Sunday, June 26, 2005

This strange world.

I've been trying to figure out how to write about this for a few days now. And I'll probably do a poor job, but I figured this moment was strange enough to merit some blog space, so here goes:

When I was at the radiologists the other day, I had been taken back into a secondary waiting room, put into a gown, IV started, and was just waiting until the CAT Scan machine was available for me. I was being shepherded around by this nice African-American woman, probably in her late 40s. Her name was Theresa. She came to check on me. I was sitting there writing in my journal, trying to hold it together while being terrified. There were 2 other women in the waiting room, also African-American. It was a mother (about 80 years old) and her daughter (about 60). They were both dressed to the nines and sporting well-coifed but obviously fake wigs.

Theresa asked me, "Are you okay? You look white as a ghost." And I just lost it. Started crying and blubbering about how I'd just had a hysterectomy, and they'd found cancer, and I have a 10 month old baby, and I can't be sick, and this scan was going to tell me what my future was going to hold dealing with this illness. The daughter approached as I was talking to Theresa. "I couldn't help but overhear. Would it be alright if I prayed for you? I'm a minister." I said certainly, thinking she meant she'd pray for me at church, but no, she meant right then. She, her mother, Theresa and I joined hands, and the minister went to town. She was doing some serious praying, and the mother and Theresa were reaching mumuring "Praise God, Praise Jesus" at various intervals. After the first round of prayer, she pulled out a bottle of "holy oil" from her purse and asked me if she could anoint me. How often do you get asked that? So I was anointed, and then the praying continued. Afterward, She gave me her card--her name is Sister Doris, and her husband is a minister too. They minister to inmates at various prisons around central Texas--Kyle, Gatesville... She wrote my name and Gracelyn's down in her notebook so they could pray for me this Sunday. While I was getting my scan, she pulled out her Bible and a piece of paper and wrote down a bunch of scriptures about healing and God's love for me to take home and contemplate. Sister Doris was pretty amazing.
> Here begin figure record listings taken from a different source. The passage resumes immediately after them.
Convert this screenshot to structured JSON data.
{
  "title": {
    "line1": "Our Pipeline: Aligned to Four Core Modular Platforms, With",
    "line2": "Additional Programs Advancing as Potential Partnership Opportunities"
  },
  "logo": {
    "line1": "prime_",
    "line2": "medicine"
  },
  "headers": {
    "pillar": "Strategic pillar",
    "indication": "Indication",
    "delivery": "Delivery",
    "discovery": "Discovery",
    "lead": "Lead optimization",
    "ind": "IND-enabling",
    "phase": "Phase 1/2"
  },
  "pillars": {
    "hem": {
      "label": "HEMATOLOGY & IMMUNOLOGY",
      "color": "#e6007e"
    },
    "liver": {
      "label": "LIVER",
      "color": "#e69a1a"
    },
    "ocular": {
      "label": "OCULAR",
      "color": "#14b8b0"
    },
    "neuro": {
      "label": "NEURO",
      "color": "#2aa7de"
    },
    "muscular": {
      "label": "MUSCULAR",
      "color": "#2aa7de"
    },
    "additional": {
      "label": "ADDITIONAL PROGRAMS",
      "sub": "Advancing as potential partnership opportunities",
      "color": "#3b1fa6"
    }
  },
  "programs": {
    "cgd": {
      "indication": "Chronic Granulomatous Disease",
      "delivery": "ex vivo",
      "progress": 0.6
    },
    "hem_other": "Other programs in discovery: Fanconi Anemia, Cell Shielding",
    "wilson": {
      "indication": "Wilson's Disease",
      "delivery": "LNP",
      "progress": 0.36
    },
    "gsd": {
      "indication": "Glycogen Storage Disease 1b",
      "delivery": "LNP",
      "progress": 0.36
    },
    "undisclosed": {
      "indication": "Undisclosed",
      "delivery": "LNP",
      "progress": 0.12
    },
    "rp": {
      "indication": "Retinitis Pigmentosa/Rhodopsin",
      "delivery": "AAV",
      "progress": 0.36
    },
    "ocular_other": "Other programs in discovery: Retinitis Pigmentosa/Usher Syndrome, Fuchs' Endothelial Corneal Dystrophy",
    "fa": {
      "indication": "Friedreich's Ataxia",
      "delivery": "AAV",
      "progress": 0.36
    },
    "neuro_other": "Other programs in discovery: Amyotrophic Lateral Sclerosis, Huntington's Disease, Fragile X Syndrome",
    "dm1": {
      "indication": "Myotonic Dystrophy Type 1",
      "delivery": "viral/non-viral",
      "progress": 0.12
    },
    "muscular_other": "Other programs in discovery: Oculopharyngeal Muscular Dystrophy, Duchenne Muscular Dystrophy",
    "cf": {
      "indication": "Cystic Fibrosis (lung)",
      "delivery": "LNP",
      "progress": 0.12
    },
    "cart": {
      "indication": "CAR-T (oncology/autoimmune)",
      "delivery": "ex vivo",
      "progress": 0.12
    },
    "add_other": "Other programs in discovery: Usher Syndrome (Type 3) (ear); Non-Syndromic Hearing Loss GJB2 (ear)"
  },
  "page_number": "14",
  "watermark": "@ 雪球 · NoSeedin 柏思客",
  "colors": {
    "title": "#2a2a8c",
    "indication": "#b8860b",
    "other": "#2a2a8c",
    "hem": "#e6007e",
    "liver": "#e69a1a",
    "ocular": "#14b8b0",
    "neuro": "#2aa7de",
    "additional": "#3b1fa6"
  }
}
I've thought about this whole deal a lot since Wednesday. It's weird, but if it had been some white, evangelical, right wing, car-salesman looking dude asking to pray for me, I wouldn't have been so okay with it. But Doris was not trying to save my soul. She was just sincerely praying to God that I be okay and that I be able to raise my baby. She wanted me to be well, and she wanted God to help me. Those three women will never know what their being there meant to me. I felt indescribably scared and alone--like I was standing on the edge of a cliff at the end of the world. And as strange of an experience as it was, after they prayed for me (I was praying too, but silently), I was not as afraid as I had been. They soothed me and comforted me, and it worked.

I am planning on writing Doris a note and letting her know I got the "all clear," and to thank her once again for being so kind to me. But I guess all of this is to say that if some random African-American minister woman wearing a big black wig ever offers to pray for you, take her up on it.

1 comment:

Karla said...

That is so wild, becasue i was once rescued by some people just like that, when my car broke down.
I was in college still, en route to Houston from Austin, and somewhere outside LaGrange the car just went "pfft" and no more worky.
I freaked and pulled over. And sat and wondered what to do. Opened the hood, closed it, locked the door, etc.
Soon after a van pulled up and this family opens the door, dad, mom and daughter, and offered to help. They drove me all the way into LaGrange, where i called my Dad, and they STAYED WITH ME until he drove from Houston.
They were traveling ministers, too, a really nice black family, and you are right, I would not have taken it nearly so well had they been white right wingers. As it was, we did pray and I said a little prayer of thanks to them for helping me in a time when I could have been in big trouble.
It's amazing, isn't it, the kindness of strangers?
I'm so glad they were there for you, and I know, after that, you are getting the all clear.